How do the levels fit together? Is it a fundamentally linear progression like Crash 1, or a hub system like Crash 2 or Spyro the Dragon? How are bosses used in the game; are they in their own levels, or combined into regular levels?
Finally, there is a Macro chart that shows what sort of gameplay goes where in the game. There are a lot of things implicit in the chart. A knowledge of the planned variety in the game, the scope of the game and its high-level structure. Every mechanic that you intend to use should be in this chart.
Example:
Locale | Level Structure | Exotic Gameplay | Required for Level Entry | Received in Level | |
---|---|---|---|---|---|
1 | Jungle | 3-D | Egg | ||
2 | Volcano | 3-D | run from lava | Egg | |
3 | Snow | 2-D | ice (training) | Egg | |
4 | Desert | 3-D | motorcycle | 1 egg | Egg |
5 | Locale A | 2 eggs | Egg | ||
6 | Snow | 2-D | ice | 4 eggs | Key |
7 | Locale B | BOSS | Key | open hub 2 |
Here's a Macro Chart for a hypothetical game that is a cross between Crash and Spyro (for the sake of legibility, it only has information about the first seven levels). Each row describes one of these levels. The relevant information changes from game to game, but in this case, we need to know the locale of each level, whether it is a 3-D or 2-D level, what exotic gameplay it contains, what the player must have collected in order to enter the level, and finally, what objects can be collected in the level.
The first thing you should notice about the Chart is, it all fits on one page. If it's all on one page, you can see in a glance how your game "shapes up." Is all gameplay of a certain type bunched up near the beginning or near the end? Are abilities or moves introduced and trained in a smooth distribution? Do my barriers to level entry progress properly?

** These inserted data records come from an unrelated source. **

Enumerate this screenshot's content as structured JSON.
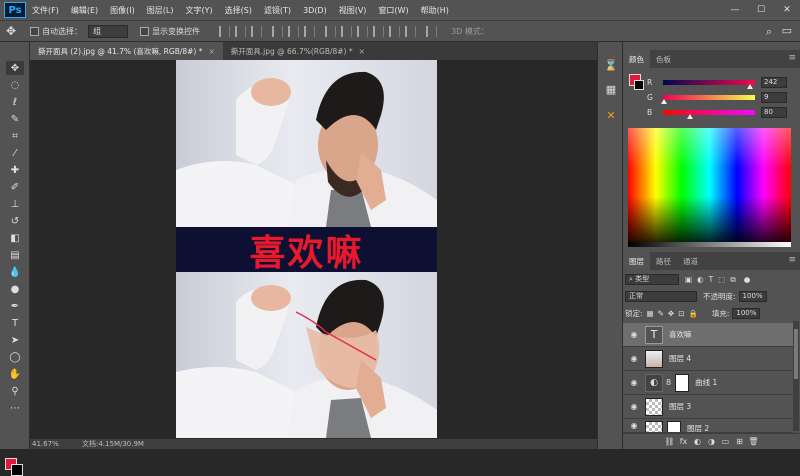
{
  "app": {
    "logo": "Ps"
  },
  "menu": [
    "文件(F)",
    "编辑(E)",
    "图像(I)",
    "图层(L)",
    "文字(Y)",
    "选择(S)",
    "滤镜(T)",
    "3D(D)",
    "视图(V)",
    "窗口(W)",
    "帮助(H)"
  ],
  "window_controls": [
    "—",
    "☐",
    "✕"
  ],
  "options": {
    "move_icon": "✥",
    "auto_select_label": "自动选择：",
    "auto_select_value": "组",
    "show_transform_label": "显示变换控件",
    "mode_3d_label": "3D 模式：",
    "search_icon": "⌕",
    "workspace_icon": "▭"
  },
  "tabs": [
    {
      "label": "撕开面具 (2).jpg @ 41.7% (喜欢嘛, RGB/8#) *",
      "close": "×"
    },
    {
      "label": "撕开面具.jpg @ 66.7%(RGB/8#) *",
      "close": "×"
    }
  ],
  "canvas": {
    "banner_text": "喜欢嘛"
  },
  "status": {
    "zoom": "41.67%",
    "doc_info": "文档:4.15M/30.9M"
  },
  "color_panel": {
    "tabs": [
      "颜色",
      "色板"
    ],
    "menu_icon": "≡",
    "foreground": "#e0173f",
    "r_label": "R",
    "r_value": "242",
    "r_level": 0.95,
    "g_label": "G",
    "g_value": "9",
    "g_level": 0.04,
    "b_label": "B",
    "b_value": "80",
    "b_level": 0.31
  },
  "layers_panel": {
    "tabs": [
      "图层",
      "路径",
      "通道"
    ],
    "menu_icon": "≡",
    "filter_label": "类型",
    "blend_mode": "正常",
    "opacity_label": "不透明度:",
    "opacity_value": "100%",
    "lock_label": "锁定:",
    "fill_label": "填充:",
    "fill_value": "100%",
    "eye_icon": "◉",
    "layers": [
      {
        "name": "喜欢嘛",
        "thumb": "T",
        "selected": true
      },
      {
        "name": "图层 4",
        "thumb": ""
      },
      {
        "name": "曲线 1",
        "thumb": "◐"
      },
      {
        "name": "图层 3",
        "thumb": ""
      },
      {
        "name": "图层 2",
        "thumb": ""
      }
    ],
    "footer_icons": [
      "⛓",
      "fx",
      "◐",
      "◑",
      "▭",
      "⊞",
      "🗑"
    ]
  }
}
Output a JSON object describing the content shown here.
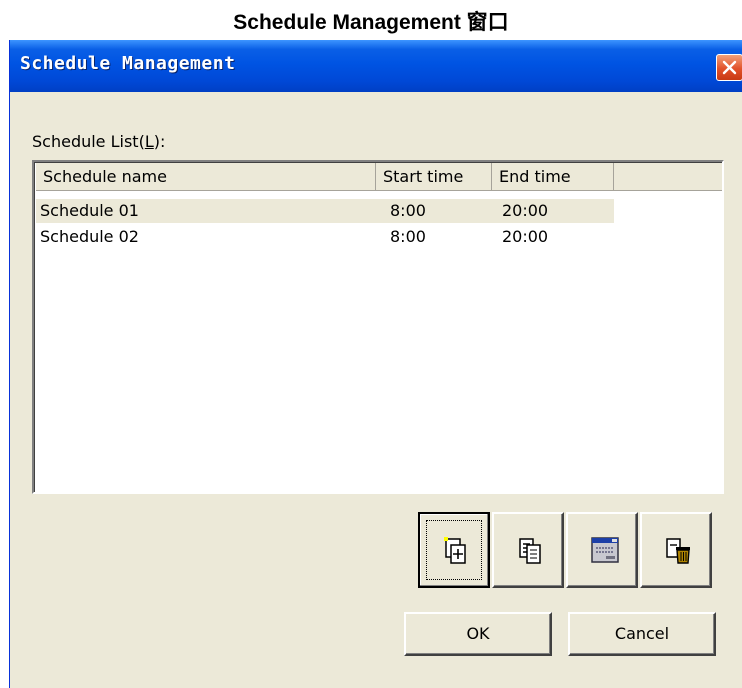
{
  "caption": {
    "text": "Schedule Management 窗口"
  },
  "window": {
    "title": "Schedule Management"
  },
  "list": {
    "label_prefix": "Schedule List(",
    "label_accel": "L",
    "label_suffix": "):",
    "columns": [
      "Schedule name",
      "Start time",
      "End time"
    ],
    "rows": [
      {
        "name": "Schedule 01",
        "start": "8:00",
        "end": "20:00",
        "selected": true
      },
      {
        "name": "Schedule 02",
        "start": "8:00",
        "end": "20:00",
        "selected": false
      }
    ]
  },
  "toolbar": {
    "icons": [
      "new-schedule-icon",
      "copy-schedule-icon",
      "edit-schedule-icon",
      "delete-schedule-icon"
    ]
  },
  "buttons": {
    "ok_label": "OK",
    "cancel_label": "Cancel"
  },
  "colors": {
    "titlebar": "#0054e3",
    "dialog_bg": "#ece9d8",
    "close_button": "#e2512a",
    "delete_bin": "#b08400"
  }
}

The second thing about the Chart is that when you make it, which is directly after delivery First Playable, it will have some unknowns in it. That's all right, as long as there are no dependencies on the unknown items. In this particular Macro Chart, the locales of levels 5 and 7 have not yet been determined.

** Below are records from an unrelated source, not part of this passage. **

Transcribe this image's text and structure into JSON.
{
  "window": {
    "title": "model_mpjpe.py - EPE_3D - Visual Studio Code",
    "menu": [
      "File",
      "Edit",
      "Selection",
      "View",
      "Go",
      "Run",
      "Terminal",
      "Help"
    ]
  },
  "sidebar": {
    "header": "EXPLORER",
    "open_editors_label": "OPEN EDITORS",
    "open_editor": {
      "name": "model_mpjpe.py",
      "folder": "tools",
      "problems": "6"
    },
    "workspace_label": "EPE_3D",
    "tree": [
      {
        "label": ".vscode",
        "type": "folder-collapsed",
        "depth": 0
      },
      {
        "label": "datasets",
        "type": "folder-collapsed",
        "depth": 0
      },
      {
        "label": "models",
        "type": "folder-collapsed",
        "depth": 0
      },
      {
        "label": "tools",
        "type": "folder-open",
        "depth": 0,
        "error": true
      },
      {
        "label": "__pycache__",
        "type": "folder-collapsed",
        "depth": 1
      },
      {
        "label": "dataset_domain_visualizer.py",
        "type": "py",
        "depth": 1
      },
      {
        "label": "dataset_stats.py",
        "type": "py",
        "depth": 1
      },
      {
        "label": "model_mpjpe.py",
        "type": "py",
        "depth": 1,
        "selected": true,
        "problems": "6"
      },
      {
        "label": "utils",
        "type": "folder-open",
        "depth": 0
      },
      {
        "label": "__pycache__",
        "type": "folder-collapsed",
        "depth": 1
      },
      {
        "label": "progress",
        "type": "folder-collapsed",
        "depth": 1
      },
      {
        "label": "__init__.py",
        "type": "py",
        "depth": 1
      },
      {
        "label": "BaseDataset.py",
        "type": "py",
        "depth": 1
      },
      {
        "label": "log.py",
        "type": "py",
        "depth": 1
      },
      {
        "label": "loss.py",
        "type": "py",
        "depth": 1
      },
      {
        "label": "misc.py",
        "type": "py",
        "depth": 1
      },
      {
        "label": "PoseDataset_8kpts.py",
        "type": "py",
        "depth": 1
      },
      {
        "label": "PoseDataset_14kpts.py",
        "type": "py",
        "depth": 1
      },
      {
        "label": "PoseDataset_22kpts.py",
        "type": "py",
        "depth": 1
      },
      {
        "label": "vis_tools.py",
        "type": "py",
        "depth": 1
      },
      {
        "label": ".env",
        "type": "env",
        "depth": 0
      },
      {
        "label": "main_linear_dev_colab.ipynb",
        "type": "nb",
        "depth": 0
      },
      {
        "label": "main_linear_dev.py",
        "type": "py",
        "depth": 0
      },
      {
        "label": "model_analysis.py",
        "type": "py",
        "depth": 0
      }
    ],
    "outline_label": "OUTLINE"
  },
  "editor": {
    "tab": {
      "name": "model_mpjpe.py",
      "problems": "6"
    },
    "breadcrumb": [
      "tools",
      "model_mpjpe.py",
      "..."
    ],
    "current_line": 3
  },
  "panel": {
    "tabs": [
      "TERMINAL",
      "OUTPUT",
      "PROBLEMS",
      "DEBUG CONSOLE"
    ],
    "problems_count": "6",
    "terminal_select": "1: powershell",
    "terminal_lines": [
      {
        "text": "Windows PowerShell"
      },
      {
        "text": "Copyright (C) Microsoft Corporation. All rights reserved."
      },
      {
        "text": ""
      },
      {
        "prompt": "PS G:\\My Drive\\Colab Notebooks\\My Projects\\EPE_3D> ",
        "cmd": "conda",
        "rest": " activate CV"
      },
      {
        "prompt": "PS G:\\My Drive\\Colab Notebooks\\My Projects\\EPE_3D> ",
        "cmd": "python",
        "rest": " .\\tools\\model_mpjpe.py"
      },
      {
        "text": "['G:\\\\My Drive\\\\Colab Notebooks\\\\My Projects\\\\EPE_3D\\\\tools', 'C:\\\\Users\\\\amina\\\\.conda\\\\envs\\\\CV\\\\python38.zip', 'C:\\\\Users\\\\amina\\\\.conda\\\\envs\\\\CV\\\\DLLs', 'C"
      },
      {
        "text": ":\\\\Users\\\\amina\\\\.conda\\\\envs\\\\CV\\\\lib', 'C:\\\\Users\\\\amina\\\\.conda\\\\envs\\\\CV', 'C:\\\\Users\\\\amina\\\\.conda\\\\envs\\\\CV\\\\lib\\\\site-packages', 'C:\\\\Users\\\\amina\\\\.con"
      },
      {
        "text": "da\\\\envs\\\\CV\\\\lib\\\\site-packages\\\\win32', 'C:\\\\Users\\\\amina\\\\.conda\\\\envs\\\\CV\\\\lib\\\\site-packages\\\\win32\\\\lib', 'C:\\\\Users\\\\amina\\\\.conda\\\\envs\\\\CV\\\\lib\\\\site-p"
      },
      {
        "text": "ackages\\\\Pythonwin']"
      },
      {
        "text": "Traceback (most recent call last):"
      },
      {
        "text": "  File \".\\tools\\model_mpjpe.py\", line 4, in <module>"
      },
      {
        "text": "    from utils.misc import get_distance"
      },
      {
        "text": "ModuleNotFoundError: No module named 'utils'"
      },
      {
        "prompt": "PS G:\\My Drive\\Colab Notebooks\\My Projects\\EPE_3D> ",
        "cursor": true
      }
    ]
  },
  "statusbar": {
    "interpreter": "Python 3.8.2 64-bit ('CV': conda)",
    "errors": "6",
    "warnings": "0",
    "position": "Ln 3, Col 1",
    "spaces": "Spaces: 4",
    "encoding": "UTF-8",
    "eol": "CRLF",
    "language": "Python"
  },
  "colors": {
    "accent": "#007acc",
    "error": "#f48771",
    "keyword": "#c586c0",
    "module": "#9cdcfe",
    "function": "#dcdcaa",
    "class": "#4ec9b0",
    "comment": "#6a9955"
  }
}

A few things will admittedly take your Macro Design document beyond five pages. Those are:
You should count on having a pretty solid story idea which you don't intend to change, and enough conceptual art to frame your look just as the Macro Chart frames your gameplay.
If later level construction depends heavily on abilities learned in earlier levels - for example, you learn a gliding mechanic, or how to use explosives - then the designers will need a lot of information in order to make levels or areas which correctly interrelate with each other. These documents may get very large indeed, and require a substantially greater amount of prototyping prior to First Playable.

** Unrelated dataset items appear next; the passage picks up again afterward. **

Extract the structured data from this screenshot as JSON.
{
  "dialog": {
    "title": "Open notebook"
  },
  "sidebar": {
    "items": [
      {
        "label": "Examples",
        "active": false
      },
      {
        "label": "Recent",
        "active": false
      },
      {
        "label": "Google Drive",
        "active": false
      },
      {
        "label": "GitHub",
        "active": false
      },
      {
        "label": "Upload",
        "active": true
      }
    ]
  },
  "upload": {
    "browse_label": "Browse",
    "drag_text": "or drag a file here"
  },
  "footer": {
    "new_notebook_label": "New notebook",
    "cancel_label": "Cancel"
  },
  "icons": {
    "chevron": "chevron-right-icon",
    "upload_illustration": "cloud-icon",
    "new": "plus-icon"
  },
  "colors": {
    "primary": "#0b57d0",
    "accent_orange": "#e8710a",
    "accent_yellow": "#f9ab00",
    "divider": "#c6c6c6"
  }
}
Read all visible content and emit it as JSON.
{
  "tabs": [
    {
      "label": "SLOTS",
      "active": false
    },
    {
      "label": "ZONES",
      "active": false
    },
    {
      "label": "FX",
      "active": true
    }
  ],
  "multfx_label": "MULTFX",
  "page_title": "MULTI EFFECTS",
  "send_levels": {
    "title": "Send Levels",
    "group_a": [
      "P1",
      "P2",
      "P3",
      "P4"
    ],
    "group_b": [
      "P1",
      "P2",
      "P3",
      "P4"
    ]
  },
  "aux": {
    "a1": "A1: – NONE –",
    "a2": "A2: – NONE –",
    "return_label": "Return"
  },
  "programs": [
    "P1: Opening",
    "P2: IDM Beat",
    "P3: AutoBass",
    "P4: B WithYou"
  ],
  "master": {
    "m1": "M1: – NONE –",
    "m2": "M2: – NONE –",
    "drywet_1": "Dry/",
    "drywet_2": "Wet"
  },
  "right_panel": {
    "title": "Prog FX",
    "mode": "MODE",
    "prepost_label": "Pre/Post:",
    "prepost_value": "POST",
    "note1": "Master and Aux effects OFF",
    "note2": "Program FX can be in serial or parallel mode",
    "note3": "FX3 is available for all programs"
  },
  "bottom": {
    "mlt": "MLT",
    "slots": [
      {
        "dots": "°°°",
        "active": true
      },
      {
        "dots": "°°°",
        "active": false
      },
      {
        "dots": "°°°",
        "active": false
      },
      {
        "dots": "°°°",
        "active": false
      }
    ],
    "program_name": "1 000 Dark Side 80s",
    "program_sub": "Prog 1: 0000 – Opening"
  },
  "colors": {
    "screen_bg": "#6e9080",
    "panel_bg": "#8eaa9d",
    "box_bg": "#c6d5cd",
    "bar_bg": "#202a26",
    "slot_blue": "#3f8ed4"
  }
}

The Micro Design consists of:
The day-to-day work of designers during Production will be working on specific levels. The design task is to take single lines from the Macro, and based on them, create true level maps, enemy descriptions and behaviors, puzzle descriptions, special gameplay descriptions, and all the detailed documentation required to implement a level.
Your team will be waiting until you finish the Micro design. Since you know everything you need to know with your Macro Design, you can start building the game and write the Micro design as you go.
As you go through Production, you are still learning things. Certain techniques, cameras, gameplay types, which work better than others, etc. So long as you don't violate your Macro design, you can advance the state of the art for your game during Production without breaking the continuity or consistency of the experience.